Clear Channel will test such a system at WKRC-DT Cincinnati, working with datacasting technology firm Wave-Xpress.

The Cooperative was one of several datacasting proponents to meet with the FCC over the past two weeks. Another large consortium of station groups, iBlast, visited the commission the week of May 8.

Datacasting firm Geocast, which has signed spectrum deals with Hearst-Argyle, Belo and Allbritton, met with the FCC and Congressional staffers last week. The Geocast executives demonstrated how HDTV and multimedia content could be broadcast simultaneously in a 19.4-Mb/s DTV channel.
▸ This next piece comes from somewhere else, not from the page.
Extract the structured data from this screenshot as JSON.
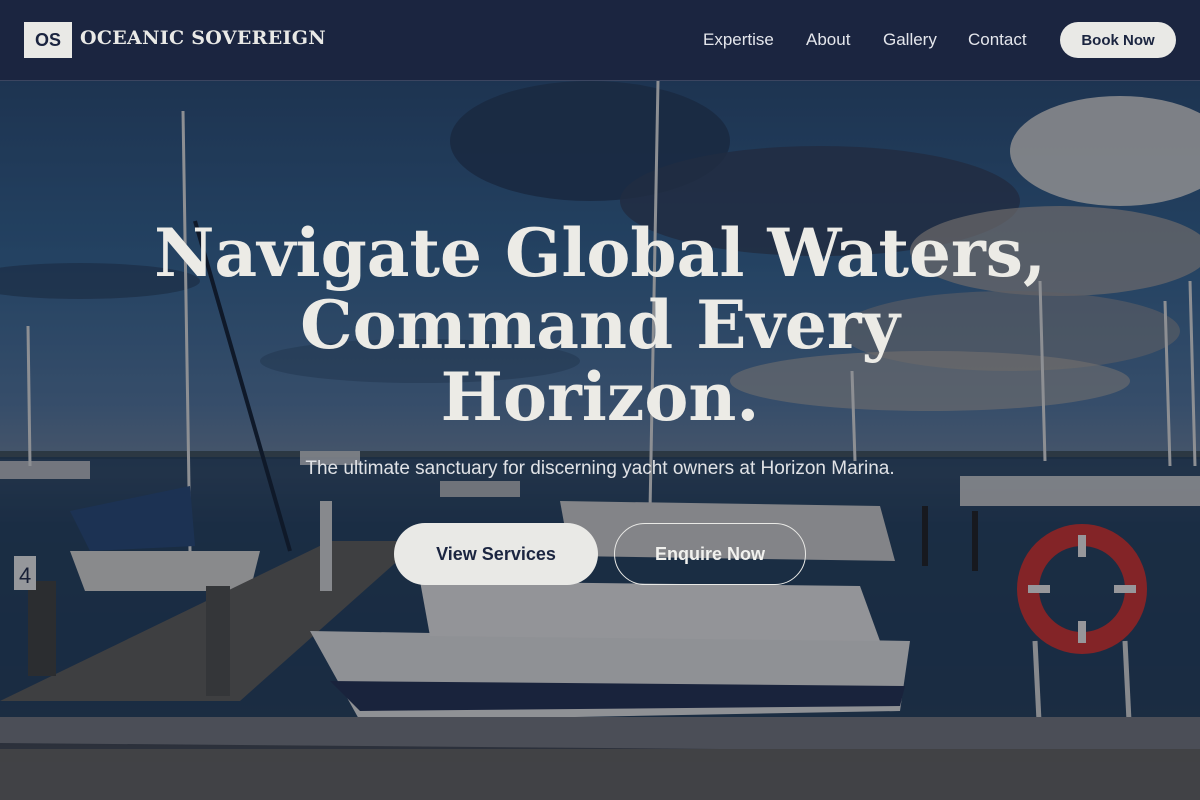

Geocast showed 1080i HDTV, the most bandwidth-intensive DTV format, running at 13.3 Mb/s along with 6 Mb/s of data, which was captured on Geocast's data receiver.

"We wanted to show that broadcasters could do 1080i and do DTV data," says Geocast Vice President of Business Development John Abel.

Although the three groups have different approaches to using the DTV spectrum, says the FCC official, they all are already talking about applications for their proposed data services. That is a dramatic change from a year ago, the official notes, when many broadcasters were complaining that DTV lacked a business model.

"The difference between a year ago and today is like night and day. It's very exciting. They're really thinking about this in creative ways, and they all have reasonable shots at making a business of it."